Dans ces combats, les enfants-soldat·e·s ont joué, et jouent encore, un rôle-clé. En Sierra Leone, plus de 5'000 enfants âgés entre cinq et huit ans ont dû combattre dans les armées rebelles ou dans les troupes gouvernementales. En RDC, ils étaient 30'000. Depuis 2003, 19’000 enfants et jeunes ont été démobilisés grâce au «Programme de Désarmement, Démobilisation et Réinsertion» (DDR), selon les estimations du gouvernement local. Malgré ce développement positif, plus de 11’000 enfants-soldat·e·s se trouveraient encore dans les rangs des forces armées, si l’on en croit ces statistiques. En réalité, ce chiffre est vraisemblablement trop bas.

L’enrôlement forcé des enfants-soldat·e·s ne concerne pas seulement l’Afrique: à l’échelle mondiale, on estime que près de 300'000 enfants-soldat·e·s ont été contraints de combattre pour les rebelles ou les forces gouvernementales.

Plus d'informations sur la problématique des enfants-soldat·e·s

Ce que vous pouvez faire

En tant que consommateur ou consommatrice, vous pouvez contribuer à ce que les diamants ne financent plus de conflits sanglants.
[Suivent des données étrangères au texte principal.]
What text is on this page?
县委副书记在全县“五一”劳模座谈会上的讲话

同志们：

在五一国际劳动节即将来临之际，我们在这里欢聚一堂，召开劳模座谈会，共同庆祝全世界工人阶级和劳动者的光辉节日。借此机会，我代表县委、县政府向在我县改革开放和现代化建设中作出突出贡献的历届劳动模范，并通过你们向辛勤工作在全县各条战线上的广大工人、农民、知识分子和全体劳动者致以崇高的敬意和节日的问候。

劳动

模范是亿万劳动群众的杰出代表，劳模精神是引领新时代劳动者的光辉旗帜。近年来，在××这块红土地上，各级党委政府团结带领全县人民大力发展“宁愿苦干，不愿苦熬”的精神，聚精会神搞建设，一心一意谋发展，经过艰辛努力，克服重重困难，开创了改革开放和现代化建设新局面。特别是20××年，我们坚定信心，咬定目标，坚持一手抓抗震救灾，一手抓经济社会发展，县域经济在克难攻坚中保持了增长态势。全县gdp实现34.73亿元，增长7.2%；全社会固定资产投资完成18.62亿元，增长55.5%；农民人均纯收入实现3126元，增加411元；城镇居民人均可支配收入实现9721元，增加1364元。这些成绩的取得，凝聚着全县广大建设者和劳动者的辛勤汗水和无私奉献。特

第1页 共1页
Lorsque vous achetez un bijou, posez les questions suivantes au vendeur ou à la vendeuse:

  • Comment puis-je être sûr·e que vos bijoux ne contiennent pas de «diamants de la guerre»?
  • Connaissez-vous la provenance des diamants que vous vendez?
  • Puis-je avoir une copie de votre politique au sujet des «diamants de la guerre»?
  • Pouvez-vous me montrer une garantie écrite de votre fournisseur qui stipule que vos diamants ne sont pas des «diamants de la guerre»?
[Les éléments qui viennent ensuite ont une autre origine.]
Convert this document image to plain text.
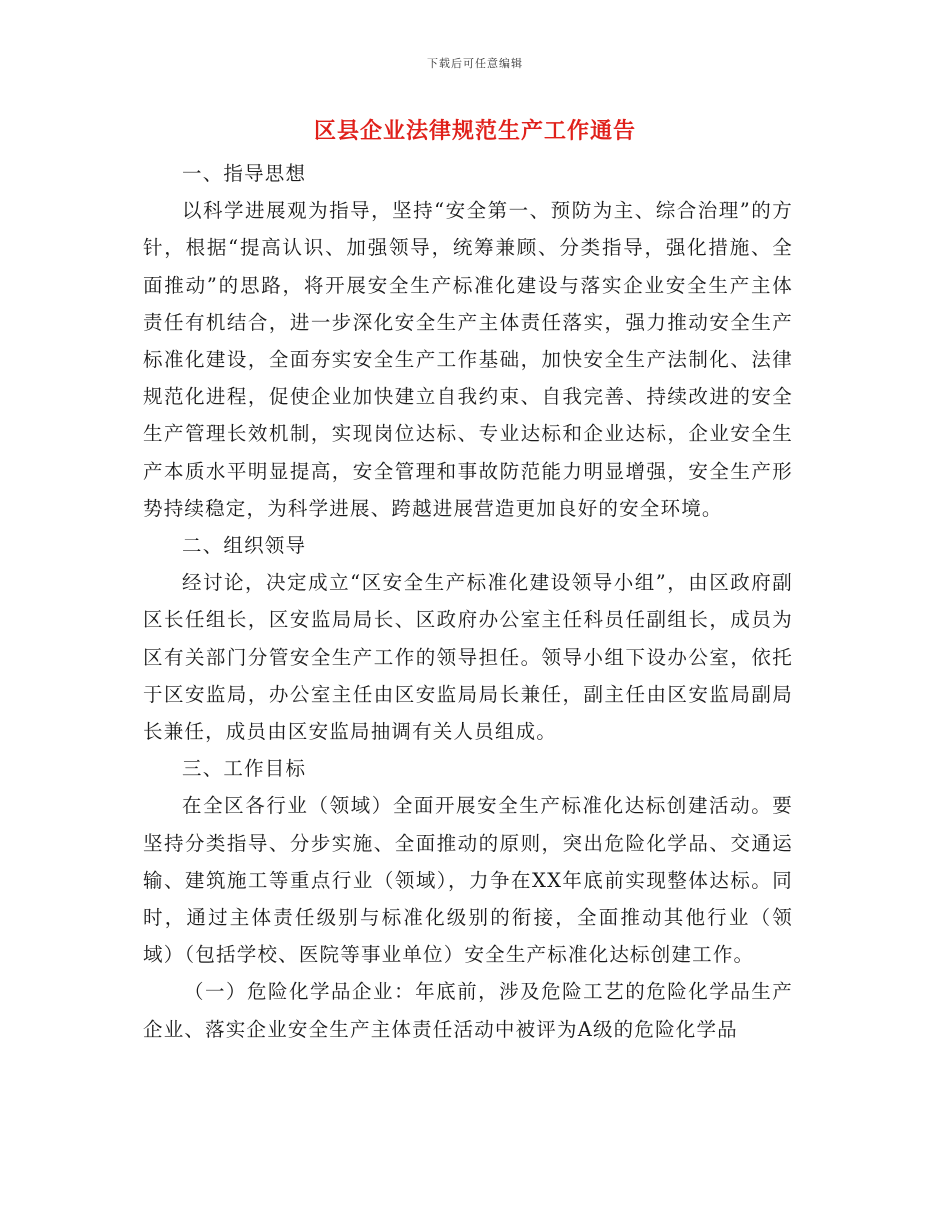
下载后可任意编辑
区县企业法律规范生产工作通告

一、指导思想

以科学进展观为指导，坚持“安全第一、预防为主、综合治理”的方针，根据“提高认识、加强领导，统筹兼顾、分类指导，强化措施、全面推动”的思路，将开展安全生产标准化建设与落实企业安全生产主体责任有机结合，进一步深化安全生产主体责任落实，强力推动安全生产标准化建设，全面夯实安全生产工作基础，加快安全生产法制化、法律规范化进程，促使企业加快建立自我约束、自我完善、持续改进的安全生产管理长效机制，实现岗位达标、专业达标和企业达标，企业安全生产本质水平明显提高，安全管理和事故防范能力明显增强，安全生产形势持续稳定，为科学进展、跨越进展营造更加良好的安全环境。

二、组织领导

经讨论，决定成立“区安全生产标准化建设领导小组”，由区政府副区长任组长，区安监局局长、区政府办公室主任科员任副组长，成员为区有关部门分管安全生产工作的领导担任。领导小组下设办公室，依托于区安监局，办公室主任由区安监局局长兼任，副主任由区安监局副局长兼任，成员由区安监局抽调有关人员组成。

三、工作目标

在全区各行业（领域）全面开展安全生产标准化达标创建活动。要坚持分类指导、分步实施、全面推动的原则，突出危险化学品、交通运输、建筑施工等重点行业（领域），力争在XX年底前实现整体达标。同时，通过主体责任级别与标准化级别的衔接，全面推动其他行业（领域）（包括学校、医院等事业单位）安全生产标准化达标创建工作。

（一）危险化学品企业：年底前，涉及危险工艺的危险化学品生产企业、落实企业安全生产主体责任活动中被评为A级的危险化学品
Les réponses vous renseigneront sur la bonne volonté des négociants à empêcher le trafic de «diamants de la guerre». Si vos interlocuteurs et interlocutrices manifestent des réticences à vous répondre ou ne comprennent pas le problème, adressez-vous à un autre magasin en indiquant les raisons de votre choix. Montrez clairement que vous, consommateurs et consommatrices, désirez acheter uniquement des diamants exempts de conflit.